Shelf life analysis showed that dry noodles made with catfish flour and selected mocaf (F2) can be stored for up to 6.7 months. Moisture content is a key factor in the shelf life of dried noodles. High moisture levels can increase packaging permeability, making it more prone to microbial growth and ultimately reducing shelf life (32). According to the Standarisasi Nasional Indonesia (SNI) quality 1, the ideal water content for dry noodles is a maximum of 8% (33).

This study has limitations because it analyzes noodles solely as an alternative supplementary food prototype for pregnant women. This practice was recently implemented among women of childbearing age (WUS) as panelists. Further research is needed to ensure this prototype can be used as an alternative PMT for pregnant women with CED, with educational support. Local food-based supplementation, when combined with culturally appropriate nutrition education, represents a feasible and sustainable strategy for inclusion in community-level stunting prevention and antenatal care programs in Indonesia and similar contexts (34).

🎯 5. Conclusion

The present study found that dry noodles formulated with 10% catfish flour and 30% mocaf flour (F2) were generally well accepted by the panellists and had an estimated shelf life of about 6.7 months under accelerated storage conditions. The addition of catfish flour improved the nutritional profile, particularly by increasing protein content, while preserving acceptable sensory quality.

Overall, the developed dry noodle prototype is a promising nutrient-enriched food product. Nevertheless, further research is needed to more thoroughly assess its acceptability, nutritional adequacy, safety, and effectiveness before it can be recommended as a food supplement, especially for undernourished pregnant women.

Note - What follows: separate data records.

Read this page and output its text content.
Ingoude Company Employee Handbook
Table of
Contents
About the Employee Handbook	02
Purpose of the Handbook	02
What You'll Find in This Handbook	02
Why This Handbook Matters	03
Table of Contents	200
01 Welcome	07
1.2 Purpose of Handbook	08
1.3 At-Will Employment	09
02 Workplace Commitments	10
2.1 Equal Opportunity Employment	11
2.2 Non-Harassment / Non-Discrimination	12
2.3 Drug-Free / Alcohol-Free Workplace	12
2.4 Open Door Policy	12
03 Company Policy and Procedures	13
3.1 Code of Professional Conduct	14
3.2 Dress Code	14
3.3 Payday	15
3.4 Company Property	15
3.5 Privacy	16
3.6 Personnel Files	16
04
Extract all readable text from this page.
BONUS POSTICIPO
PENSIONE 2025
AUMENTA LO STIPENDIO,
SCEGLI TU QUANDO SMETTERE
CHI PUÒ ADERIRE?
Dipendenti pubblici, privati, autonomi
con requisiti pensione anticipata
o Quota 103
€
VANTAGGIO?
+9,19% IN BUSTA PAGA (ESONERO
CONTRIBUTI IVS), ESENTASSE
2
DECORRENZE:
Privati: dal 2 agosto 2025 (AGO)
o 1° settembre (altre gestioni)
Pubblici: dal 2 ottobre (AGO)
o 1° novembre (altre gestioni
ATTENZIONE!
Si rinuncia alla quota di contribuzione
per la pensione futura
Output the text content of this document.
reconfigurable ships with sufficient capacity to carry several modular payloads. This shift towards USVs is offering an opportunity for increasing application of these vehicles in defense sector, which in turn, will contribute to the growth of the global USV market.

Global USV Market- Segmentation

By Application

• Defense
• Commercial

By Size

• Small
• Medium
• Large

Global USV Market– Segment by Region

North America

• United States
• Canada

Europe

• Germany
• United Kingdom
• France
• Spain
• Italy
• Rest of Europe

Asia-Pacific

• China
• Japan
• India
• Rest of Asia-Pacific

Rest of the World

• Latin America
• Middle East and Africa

🤖 Declaration of the Use of AI

-

💰 Funding

This study was funded by the Directorate General of Higher Education, Research, and Technology under the Ministry of Education, Culture, Research, and Technology of the Republic of Indonesia for the 2024 implementation period.

🤝 Acknowledgments

The authors would like to express their gratitude to the Directorate General of Higher Education, Research, and Technology under the Ministry of Education, Culture, Research, and Technology of the Republic of Indonesia for providing the funding for this research during the 2024 implementation period.

⚖️ Conflicts of Interest

The authors declare no conflict of interest.